The attempted suicide in New York City of his twin sister Savannah, a successful poet, shakes Tom free, enabling him to question his ingrained Southern ideals. The response of his mother Lila to the episode--a woman who defines for Tom all that is wrong with the South--serves as a metaphor for the South's need to mask tragedy, and the obstacles Tom must overcome. Lila herself cannot go to visit her daughter because she has a dinner party planned for that weekend. "She's in one of those silly states she goes into when she wants attention," says Lila, attributing her daughter's condition to a lack of salt in her diet.

Tom makes the trip North, where he meets Savannah's psychiatrist Susan Lowenstein, who stands as the antithesis of Colleton County. Throughout the slow and painful process of aiding Lowenstein in helping his sister, Tom reveals the terrible day that he, his mother and Savannah were raped by three escaped convicts. As if the rape of their person were not sufferance enough, the rape of their minds by their mother--who swears them to a pact of secrecy--only added to their torment.

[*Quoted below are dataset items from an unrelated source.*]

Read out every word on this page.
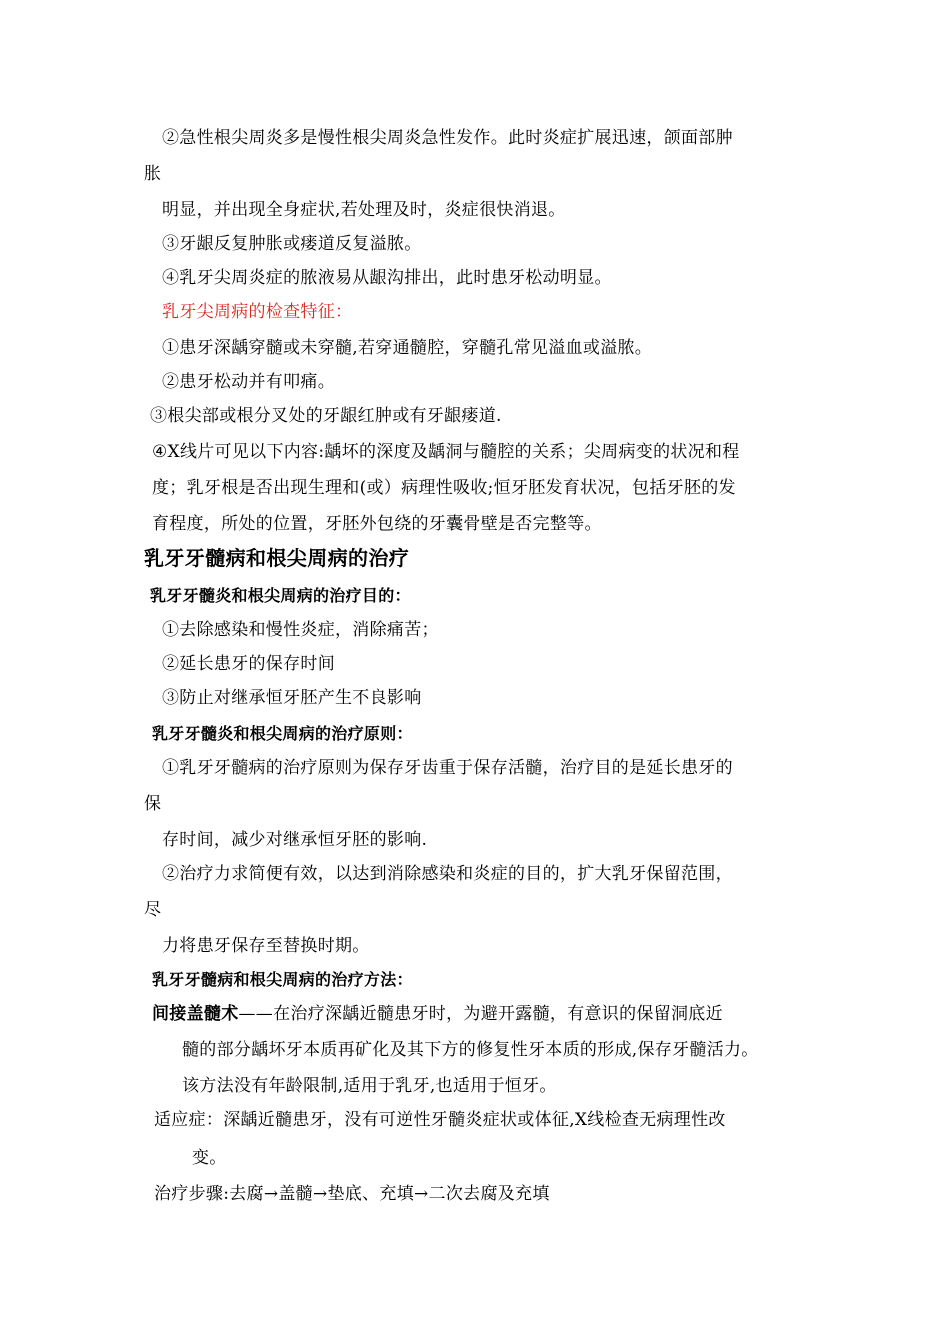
②急性根尖周炎多是慢性根尖周炎急性发作。此时炎症扩展迅速，颌面部肿
胀
明显，并出现全身症状,若处理及时，炎症很快消退。
③牙龈反复肿胀或瘘道反复溢脓。
④乳牙尖周炎症的脓液易从龈沟排出，此时患牙松动明显。
乳牙尖周病的检查特征：
①患牙深龋穿髓或未穿髓,若穿通髓腔，穿髓孔常见溢血或溢脓。
②患牙松动并有叩痛。
③根尖部或根分叉处的牙龈红肿或有牙龈瘘道.
④X线片可见以下内容:龋坏的深度及龋洞与髓腔的关系；尖周病变的状况和程
度；乳牙根是否出现生理和(或）病理性吸收;恒牙胚发育状况，包括牙胚的发
育程度，所处的位置，牙胚外包绕的牙囊骨壁是否完整等。
乳牙牙髓病和根尖周病的治疗
乳牙牙髓炎和根尖周病的治疗目的：
①去除感染和慢性炎症，消除痛苦；
②延长患牙的保存时间
③防止对继承恒牙胚产生不良影响
乳牙牙髓炎和根尖周病的治疗原则：
①乳牙牙髓病的治疗原则为保存牙齿重于保存活髓，治疗目的是延长患牙的
保
存时间，减少对继承恒牙胚的影响.
②治疗力求简便有效，以达到消除感染和炎症的目的，扩大乳牙保留范围，
尽
力将患牙保存至替换时期。
乳牙牙髓病和根尖周病的治疗方法：
间接盖髓术——在治疗深龋近髓患牙时，为避开露髓，有意识的保留洞底近
髓的部分龋坏牙本质再矿化及其下方的修复性牙本质的形成,保存牙髓活力。
该方法没有年龄限制,适用于乳牙,也适用于恒牙。
适应症：深龋近髓患牙，没有可逆性牙髓炎症状或体征,X线检查无病理性改
变。
治疗步骤:去腐→盖髓→垫底、充填→二次去腐及充填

Conroy systematically exposes rotting southern ideals and prejudices through Lowenstein's continuous probing. Slowly the mask is unpeeled. But The Prince of Tides is not a celebration of the ethos of New York City. For in the end, Tom returns to the South, this time content with himself, and conscious of the "demonology" of his youth. While by no means an autobiographical work, one gets the sense that Conroy is exploring his own relationship with the South. It is our good fortune that he has chosen to do so.